Moving Beyond The Basics
Hopefully at this stage we understand some of the inherent pitfalls when utilizing DNS monitoring to assess an Authoritative DNS provider’s performance. We’re now cognizant of the guidelines and have some data, now what?
Essentially when monitoring DNS performance we are trying to gauge the end-user experience. We add this to an overall picture allowing for optimizations and improvements to our service or platform.
Therein we may be looking to improve Time-To-First-Byte, service continuity, availability and delivery speed (of information). Although DNS is only one portion of this equation, arguably it is the most important as it is the system upon which many things rely. If DNS performance degrades then so does everything else within your infrastructure that relies upon it (there are of course some caveats here, which I’ll cover in another post).
How Can We Gain Greater Insight?
A good place to start is to structure your analysis into different buckets, ranking importance relative to your objectives. Service availability will likely be top of the list; however, if performance degrades and the deviation curve sharp then availability may become irrelevant as you have failed to meet user-experience expectations, or you meet them inconsistently. An inconsistent service may be worse than no service at all in some cases.
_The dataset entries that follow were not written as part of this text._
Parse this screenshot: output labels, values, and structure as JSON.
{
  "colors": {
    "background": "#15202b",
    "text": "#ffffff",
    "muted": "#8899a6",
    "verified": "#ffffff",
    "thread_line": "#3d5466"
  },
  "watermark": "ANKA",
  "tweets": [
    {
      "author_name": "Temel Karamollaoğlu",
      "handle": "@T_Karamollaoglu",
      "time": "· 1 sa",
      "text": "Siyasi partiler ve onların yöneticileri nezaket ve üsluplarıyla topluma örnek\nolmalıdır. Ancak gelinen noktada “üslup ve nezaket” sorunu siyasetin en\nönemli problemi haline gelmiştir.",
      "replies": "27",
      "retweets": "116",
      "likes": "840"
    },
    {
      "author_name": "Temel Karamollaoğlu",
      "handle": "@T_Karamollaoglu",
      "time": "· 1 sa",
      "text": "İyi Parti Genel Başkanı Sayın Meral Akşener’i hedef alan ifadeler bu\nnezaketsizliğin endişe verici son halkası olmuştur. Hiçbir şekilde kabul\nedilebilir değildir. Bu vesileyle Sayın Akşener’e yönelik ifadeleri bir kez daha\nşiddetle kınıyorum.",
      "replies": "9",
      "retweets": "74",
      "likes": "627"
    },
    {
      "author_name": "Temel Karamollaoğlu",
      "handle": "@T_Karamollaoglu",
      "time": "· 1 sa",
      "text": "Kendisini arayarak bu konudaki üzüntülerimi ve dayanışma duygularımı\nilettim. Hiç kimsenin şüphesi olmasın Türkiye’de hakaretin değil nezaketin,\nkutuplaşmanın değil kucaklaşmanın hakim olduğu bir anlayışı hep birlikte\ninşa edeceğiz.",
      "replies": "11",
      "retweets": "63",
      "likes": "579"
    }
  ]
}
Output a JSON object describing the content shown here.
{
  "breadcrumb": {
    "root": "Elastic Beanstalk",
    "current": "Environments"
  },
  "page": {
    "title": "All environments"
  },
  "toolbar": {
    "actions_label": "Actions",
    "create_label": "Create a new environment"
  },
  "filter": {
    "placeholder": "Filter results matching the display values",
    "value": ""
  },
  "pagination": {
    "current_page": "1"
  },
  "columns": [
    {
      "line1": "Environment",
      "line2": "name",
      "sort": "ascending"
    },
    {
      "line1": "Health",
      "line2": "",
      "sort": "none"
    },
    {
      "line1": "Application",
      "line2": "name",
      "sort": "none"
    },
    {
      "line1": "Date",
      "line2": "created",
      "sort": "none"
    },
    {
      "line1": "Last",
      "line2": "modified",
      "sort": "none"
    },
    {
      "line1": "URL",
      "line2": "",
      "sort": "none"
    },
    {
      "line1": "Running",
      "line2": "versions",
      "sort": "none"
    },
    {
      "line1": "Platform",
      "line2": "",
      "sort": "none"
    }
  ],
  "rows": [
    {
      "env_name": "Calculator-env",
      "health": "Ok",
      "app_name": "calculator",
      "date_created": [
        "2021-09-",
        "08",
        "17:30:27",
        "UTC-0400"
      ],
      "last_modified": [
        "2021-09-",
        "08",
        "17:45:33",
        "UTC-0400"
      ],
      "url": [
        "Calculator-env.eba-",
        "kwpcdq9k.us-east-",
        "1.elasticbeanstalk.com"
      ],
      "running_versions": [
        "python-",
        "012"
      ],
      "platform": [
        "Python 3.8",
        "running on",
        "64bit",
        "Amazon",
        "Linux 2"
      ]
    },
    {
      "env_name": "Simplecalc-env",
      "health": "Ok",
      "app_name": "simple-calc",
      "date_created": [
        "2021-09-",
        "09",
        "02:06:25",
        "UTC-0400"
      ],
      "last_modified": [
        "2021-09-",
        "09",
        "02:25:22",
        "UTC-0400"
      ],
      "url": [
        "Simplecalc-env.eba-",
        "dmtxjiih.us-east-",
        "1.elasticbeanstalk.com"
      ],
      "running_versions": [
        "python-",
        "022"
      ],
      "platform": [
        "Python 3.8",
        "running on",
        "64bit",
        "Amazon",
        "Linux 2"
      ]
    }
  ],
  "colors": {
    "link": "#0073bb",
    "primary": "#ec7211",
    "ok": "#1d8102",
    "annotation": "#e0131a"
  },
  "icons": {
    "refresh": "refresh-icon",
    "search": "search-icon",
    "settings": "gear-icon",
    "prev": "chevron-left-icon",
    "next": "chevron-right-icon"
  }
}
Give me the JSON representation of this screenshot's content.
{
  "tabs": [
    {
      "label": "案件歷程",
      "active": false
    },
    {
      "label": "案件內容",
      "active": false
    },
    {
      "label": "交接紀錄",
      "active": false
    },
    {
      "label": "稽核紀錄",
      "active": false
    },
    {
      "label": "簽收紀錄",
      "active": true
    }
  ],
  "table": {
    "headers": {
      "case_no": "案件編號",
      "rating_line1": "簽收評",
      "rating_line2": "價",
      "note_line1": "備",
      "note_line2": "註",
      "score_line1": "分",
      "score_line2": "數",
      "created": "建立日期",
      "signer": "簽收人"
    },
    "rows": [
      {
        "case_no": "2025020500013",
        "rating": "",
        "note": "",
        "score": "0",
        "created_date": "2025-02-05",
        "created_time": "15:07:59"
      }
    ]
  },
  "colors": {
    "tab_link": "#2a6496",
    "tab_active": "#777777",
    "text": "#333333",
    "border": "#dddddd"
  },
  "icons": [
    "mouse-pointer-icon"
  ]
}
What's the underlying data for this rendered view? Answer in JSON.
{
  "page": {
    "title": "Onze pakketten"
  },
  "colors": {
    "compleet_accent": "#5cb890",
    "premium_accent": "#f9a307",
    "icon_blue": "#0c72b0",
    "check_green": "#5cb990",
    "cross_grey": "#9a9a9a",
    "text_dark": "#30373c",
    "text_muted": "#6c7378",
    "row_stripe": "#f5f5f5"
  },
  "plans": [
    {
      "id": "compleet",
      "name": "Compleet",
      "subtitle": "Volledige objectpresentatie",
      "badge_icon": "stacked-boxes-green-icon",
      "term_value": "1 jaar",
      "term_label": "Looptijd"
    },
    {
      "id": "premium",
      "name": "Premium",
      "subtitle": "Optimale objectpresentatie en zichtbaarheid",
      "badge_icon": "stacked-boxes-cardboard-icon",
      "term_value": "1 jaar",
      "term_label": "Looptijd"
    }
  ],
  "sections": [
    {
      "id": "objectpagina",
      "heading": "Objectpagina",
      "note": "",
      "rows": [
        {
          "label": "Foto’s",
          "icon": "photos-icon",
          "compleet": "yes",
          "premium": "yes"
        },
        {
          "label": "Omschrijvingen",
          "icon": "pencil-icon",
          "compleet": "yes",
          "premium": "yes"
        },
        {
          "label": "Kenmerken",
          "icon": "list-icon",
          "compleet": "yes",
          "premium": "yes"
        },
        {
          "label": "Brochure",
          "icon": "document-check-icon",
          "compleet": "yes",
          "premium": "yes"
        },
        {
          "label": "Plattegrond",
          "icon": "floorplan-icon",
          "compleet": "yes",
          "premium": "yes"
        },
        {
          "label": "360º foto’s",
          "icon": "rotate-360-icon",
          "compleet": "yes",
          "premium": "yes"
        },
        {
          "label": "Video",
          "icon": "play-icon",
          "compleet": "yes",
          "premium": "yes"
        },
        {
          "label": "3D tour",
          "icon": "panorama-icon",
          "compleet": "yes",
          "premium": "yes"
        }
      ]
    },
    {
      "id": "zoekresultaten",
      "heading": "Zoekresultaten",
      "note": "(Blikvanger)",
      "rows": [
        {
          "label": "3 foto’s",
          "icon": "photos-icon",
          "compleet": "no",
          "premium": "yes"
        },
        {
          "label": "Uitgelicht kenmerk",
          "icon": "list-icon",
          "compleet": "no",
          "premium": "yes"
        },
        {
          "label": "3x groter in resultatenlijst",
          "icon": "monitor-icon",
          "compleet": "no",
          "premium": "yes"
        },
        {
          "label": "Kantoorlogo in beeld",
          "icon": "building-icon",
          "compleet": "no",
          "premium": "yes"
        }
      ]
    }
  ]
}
Let’s look at some common measurement buckets:
How many queries are dropped and where, is it isolated to a region? What regional patterns can we establish?
As with availability, it is typically important to take account of regional factors. For example, performance degradation may be higher in areas where carrier availability is limited, inconsistent, or physical infrastructure is sub-standard.
When looking at global ‘averages’ the aforementioned considerations need to be accounted for, measuring performance regionally provides more accurate data. You may choose several different monitoring providers to help you establish an accurate regional picture.
This last bucket takes account of the variance in performance [latency] over X period of time. If you experience sub X response times several times a day, but the rest of the time you experience above XX response time then this constitutes an area for further investigation and possible improvement.
The above merely scrapes the surface and is intended as a primer. The hope is that after absorbing the above you will have established some basic principles and developed some interest to further investigations on the subject.
The depths to which some companies go to gain accurate insight into Authoritative DNS performance is significantly deeper and more complex that anything outlined in this post. For the majority though, ensuring that the correct things are measured and accurately reported is enough, this allows you to make more informed choices and focus your improvement scope.